During this period Wang began producing content in Asia, starting with Taiwan.  His first project was producing a music video for Taiwan band Mayday 五月天 in America, shooting on locations throughout Nevada for Cang Jie 倉頡.

Some highlights include producing music videos for pop artists, Vanness Wu (吳建豪), Nana Lee (李千娜), Kimberly Chen (陳芳語), Dawen Wang (王大文), Wanting Qu (曲婉婷), and Vietnamese-American Mai Tiến Dũng’s Tối Nay Em Muốn Sao feat. L.J.

In addition to producing Taiwan content, Wang has collaborated with international brands such as Adidas, Facebook, and others.

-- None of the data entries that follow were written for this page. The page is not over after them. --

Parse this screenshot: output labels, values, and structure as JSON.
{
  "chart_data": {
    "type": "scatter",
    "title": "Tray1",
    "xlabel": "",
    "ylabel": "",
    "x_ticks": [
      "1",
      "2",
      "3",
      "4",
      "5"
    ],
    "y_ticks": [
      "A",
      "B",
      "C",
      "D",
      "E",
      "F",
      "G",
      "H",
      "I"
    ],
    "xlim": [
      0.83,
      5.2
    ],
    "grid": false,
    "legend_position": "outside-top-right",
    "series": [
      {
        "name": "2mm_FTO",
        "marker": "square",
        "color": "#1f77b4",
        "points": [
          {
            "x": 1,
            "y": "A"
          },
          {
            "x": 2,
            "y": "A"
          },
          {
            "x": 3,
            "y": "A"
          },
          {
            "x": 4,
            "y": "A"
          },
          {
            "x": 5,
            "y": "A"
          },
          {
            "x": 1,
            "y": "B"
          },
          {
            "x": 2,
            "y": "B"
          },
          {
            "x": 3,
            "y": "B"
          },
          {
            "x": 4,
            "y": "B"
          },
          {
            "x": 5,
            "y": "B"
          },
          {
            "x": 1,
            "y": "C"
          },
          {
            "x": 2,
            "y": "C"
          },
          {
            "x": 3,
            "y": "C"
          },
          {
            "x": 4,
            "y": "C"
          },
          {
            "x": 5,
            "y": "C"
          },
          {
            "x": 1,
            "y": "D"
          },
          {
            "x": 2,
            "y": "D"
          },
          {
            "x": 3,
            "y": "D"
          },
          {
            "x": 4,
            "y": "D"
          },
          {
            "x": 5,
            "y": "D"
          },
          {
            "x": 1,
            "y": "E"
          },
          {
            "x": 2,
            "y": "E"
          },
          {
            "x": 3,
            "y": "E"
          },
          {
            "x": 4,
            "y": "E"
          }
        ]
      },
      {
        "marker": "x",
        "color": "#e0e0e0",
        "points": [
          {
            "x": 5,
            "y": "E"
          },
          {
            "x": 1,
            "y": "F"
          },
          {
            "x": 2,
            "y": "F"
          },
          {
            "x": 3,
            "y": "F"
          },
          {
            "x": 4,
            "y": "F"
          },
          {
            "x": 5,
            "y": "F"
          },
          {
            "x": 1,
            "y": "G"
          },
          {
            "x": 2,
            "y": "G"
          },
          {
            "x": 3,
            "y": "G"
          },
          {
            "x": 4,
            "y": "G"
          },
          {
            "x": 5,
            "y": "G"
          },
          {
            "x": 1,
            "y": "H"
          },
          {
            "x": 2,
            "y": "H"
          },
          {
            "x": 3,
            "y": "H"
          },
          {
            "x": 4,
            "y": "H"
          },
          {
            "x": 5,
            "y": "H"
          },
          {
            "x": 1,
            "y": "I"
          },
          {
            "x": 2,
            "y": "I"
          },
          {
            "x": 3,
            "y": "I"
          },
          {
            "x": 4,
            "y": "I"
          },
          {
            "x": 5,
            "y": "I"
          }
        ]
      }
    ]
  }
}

=== Film and television ===
In 2012, Wang began his transition to television as the producer of the TV show Mashbox on Myx TV, with Teddy Zee serving as Executive Producer.  In 2013, Mashbox was nominated for a NAMIC Visions Award (National Association for Multi-ethnicity in Communications), in the category of “Digital Media – Long Form”.

Wang followed Mashbox as the Supervising Producer for Season 3 of Short Notice, a TV series on Mnet America, a subsidiary of Korean giant CJ Entertainment.
Wang also produced two episodes in Taiwan for Asia’s Got Talent (Season 1) in 2015 for FremantleMedia Asia.

In 2015, Wang worked on his first feature, The Jade Pendant (2017), starring Godfrey Gao and Clara Lee, as an Associate Producer.  He followed in 2017 with his second feature, Snakehead (2021), starring Sung Kang and Shuya Chang, directed by Evan Jackson Leong, shot on location in Taiwan.

Wang is currently developing narrative content for feature film, television, and OTT.